For comparison, the VFINX (S&P 500) index fund had an IRR of 3.6% and the VTSMX (total market) generated an IRR of 4.5% during the same period. These calculations take into account dividends, interest, and cash flow. Many commercial portfolio tracking programs do not accurately account for cash flow when calculating the IRR for benchmarks. The TLH Spreadsheet, when maintained properly, performs this calculation correctly. The TLH Spreadsheet has the capability of generating a customized benchmark for any portfolio. This passively managed portfolio is beating that customized benchmark (ITA Index) by an annual rate of 0.8%.

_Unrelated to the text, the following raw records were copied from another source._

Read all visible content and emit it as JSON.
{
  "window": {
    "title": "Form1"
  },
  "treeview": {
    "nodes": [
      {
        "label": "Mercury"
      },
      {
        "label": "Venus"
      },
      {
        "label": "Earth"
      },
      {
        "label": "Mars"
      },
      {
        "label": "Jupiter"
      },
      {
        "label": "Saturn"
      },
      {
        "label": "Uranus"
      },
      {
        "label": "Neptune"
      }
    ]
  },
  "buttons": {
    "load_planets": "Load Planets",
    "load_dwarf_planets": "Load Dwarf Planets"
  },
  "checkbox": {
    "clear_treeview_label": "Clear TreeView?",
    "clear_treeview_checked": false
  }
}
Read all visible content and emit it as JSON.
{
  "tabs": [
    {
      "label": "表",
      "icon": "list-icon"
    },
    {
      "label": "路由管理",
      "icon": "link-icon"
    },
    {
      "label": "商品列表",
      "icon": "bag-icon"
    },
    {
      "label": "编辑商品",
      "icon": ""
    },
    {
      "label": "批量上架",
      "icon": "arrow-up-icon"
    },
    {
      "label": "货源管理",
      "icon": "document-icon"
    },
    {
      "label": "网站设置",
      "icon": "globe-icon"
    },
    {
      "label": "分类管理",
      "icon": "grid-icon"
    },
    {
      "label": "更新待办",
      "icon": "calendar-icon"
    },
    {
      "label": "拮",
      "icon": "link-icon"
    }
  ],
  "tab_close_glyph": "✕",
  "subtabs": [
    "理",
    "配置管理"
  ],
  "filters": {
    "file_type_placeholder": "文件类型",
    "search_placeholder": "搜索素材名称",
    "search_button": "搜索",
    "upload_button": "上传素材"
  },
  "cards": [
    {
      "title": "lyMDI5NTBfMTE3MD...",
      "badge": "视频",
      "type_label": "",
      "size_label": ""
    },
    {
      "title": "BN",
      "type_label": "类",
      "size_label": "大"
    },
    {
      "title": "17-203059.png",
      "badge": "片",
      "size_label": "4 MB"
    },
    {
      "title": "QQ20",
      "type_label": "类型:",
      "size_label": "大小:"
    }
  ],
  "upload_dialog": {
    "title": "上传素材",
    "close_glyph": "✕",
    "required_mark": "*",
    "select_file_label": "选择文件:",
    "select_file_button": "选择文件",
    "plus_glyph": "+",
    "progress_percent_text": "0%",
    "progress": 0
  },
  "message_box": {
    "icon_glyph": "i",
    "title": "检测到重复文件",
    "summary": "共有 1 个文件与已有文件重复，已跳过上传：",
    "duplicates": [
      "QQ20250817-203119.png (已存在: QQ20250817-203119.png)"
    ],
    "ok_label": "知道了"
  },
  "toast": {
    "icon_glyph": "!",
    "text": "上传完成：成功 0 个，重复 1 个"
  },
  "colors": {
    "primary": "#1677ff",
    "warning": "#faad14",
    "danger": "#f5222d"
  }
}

If I were to make any SAA changes, what might they be? I would likely sell mid-cap and small-cap core holdings, as both are highly correlated with the other U.S. Equity ETFs, particularly large-cap core, VTI. Another change one might make is to switch the target percentages of Developed International Markets (now 11%) with Emerging Markets (now 15%). Another change is to use the percentages from the sale of core holdings to boost Commodities to 5% and increase the allocation of Domestic Real Estate (now 10%).

While the above SAA may be too aggressive for some investors, when passively managed, this well-diversified portfolio has a high probability of outperforming its benchmarks.

Disclosure: I am long VTI. I wrote this article myself, and it expresses my own opinions. I am not receiving compensation for it (other than from Seeking Alpha). I have no business relationship with any company whose stock is mentioned in this article.